Allungare i percorsi assistenziali e di cura
Occorre allungare i percorsi verso i ricoveri di lunga durata o permanenti in strutture residenziali arricchendo e ampliando la rete dei servizi sociali nonché calibrando le politiche abitative e i criteri edilizi a questa specifica fascia della popolazione, prestando particolare attenzione a quanti denunciano una riduzione dell’autosufficienza e richiedono ambienti controllati e protetti per tutelare le funzioni residue.
Già si sta facendo molto in questo senso (C.A.S.A. e altre tipologie di alloggi per anziani) grazie all’impegno nella quasi totalità dei casi da gestori privati operanti attraverso business plan pluriennali, ai quali dunque serve chiarezza e stabilità di regole.
Stringere un patto di sussidiarietà
Infine, non va dimenticato che il crescente fabbisogno di salute si manifesta lungo una persistente scia della crisi economica che offre l’occasione per ripensare il modello welfare in chiave partecipativa e di corresponsabilità. In altri termini, secondo noi la congiuntura rimanda alla necessità di stringere un patto di sussidiarietà, in ambito sociale e sociosanitario, ancora più forte che in passato tra settore di diritto pubblico (con funzioni di governo regolazione e controllo di equità ed appropriatezza) e settore di diritto privato (con funzioni di investimento ed erogazione dei servizi) per dare una risposta concreta e rapida alle nuove emergenze epidemiologiche determinate dall’invecchiamento in un frangente in cui alcuni degli strumenti più consolidati del sistema sociale e socio-sanitario trovano impedimento ad essere utilizzati e sviluppati per la necessità di contrazione della spesa e a motivo costante riduzione delle risorse.

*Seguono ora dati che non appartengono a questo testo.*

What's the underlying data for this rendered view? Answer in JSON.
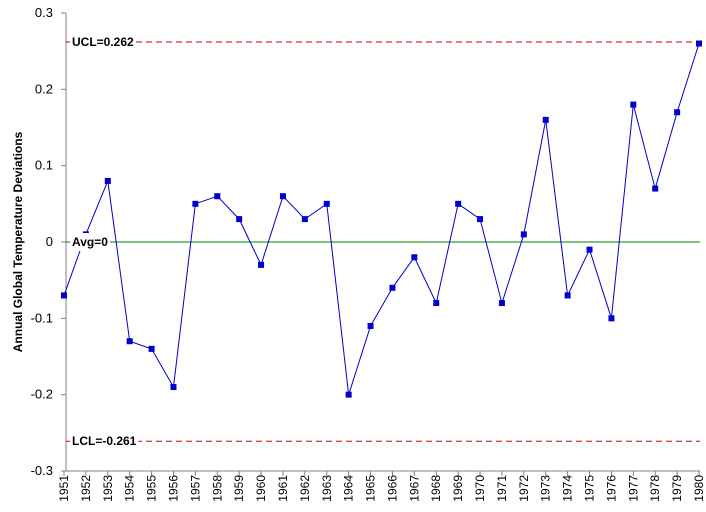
{
  "chart_data": {
    "type": "line",
    "ylabel": "Annual Global Temperature Deviations",
    "xlabel": "",
    "x": [
      "1951",
      "1952",
      "1953",
      "1954",
      "1955",
      "1956",
      "1957",
      "1958",
      "1959",
      "1960",
      "1961",
      "1962",
      "1963",
      "1964",
      "1965",
      "1966",
      "1967",
      "1968",
      "1969",
      "1970",
      "1971",
      "1972",
      "1973",
      "1974",
      "1975",
      "1976",
      "1977",
      "1978",
      "1979",
      "1980"
    ],
    "series": [
      {
        "values": [
          -0.07,
          0.01,
          0.08,
          -0.13,
          -0.14,
          -0.19,
          0.05,
          0.06,
          0.03,
          -0.03,
          0.06,
          0.03,
          0.05,
          -0.2,
          -0.11,
          -0.06,
          -0.02,
          -0.08,
          0.05,
          0.03,
          -0.08,
          0.01,
          0.16,
          -0.07,
          -0.01,
          -0.1,
          0.18,
          0.07,
          0.17,
          0.26
        ],
        "color": "#0000cc"
      }
    ],
    "ylim": [
      -0.3,
      0.3
    ],
    "yticks": [
      "0.3",
      "0.2",
      "0.1",
      "0",
      "-0.1",
      "-0.2",
      "-0.3"
    ],
    "yticks_values": [
      0.3,
      0.2,
      0.1,
      0,
      -0.1,
      -0.2,
      -0.3
    ],
    "reference_lines": [
      {
        "label": "UCL=0.262",
        "value": 0.262,
        "color": "#cc0000",
        "style": "dashed"
      },
      {
        "label": "Avg=0",
        "value": 0,
        "color": "#008000",
        "style": "solid"
      },
      {
        "label": "LCL=-0.261",
        "value": -0.261,
        "color": "#cc0000",
        "style": "dashed"
      }
    ],
    "grid": false,
    "legend": "none"
  }
}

Nel 2017 il SSN dispone di circa 191 mila posti letto per degenza ordinaria, di cui il 23,3% nelle strutture private accreditate, 13.050 posti per day hospital, quasi totalmente pubblici (89,4%) e di 8.515 posti per day surgery in grande prevalenza pubblici (78,2%). A livello nazionale sono disponibili 3,6 posti letto ogni 1.000 abitanti, in particolare i posti letto dedicati all’attività per acuti sono 3,0 ogni 1.000 abitanti. La distribuzione dell’indicatore risulta piuttosto disomogenea a livello territoriale: Molise (4,4 posti letto) mentre Calabria (3,0 posti letto), Campania (3,1) e Puglia (3,1) fra le Regioni con la minor disponibilità di posti letto. A livello nazionale i posti letto destinati alla riabilitazione e lungodegenza sono 0,6 ogni 1.000 abitanti con notevole variabilità regionale.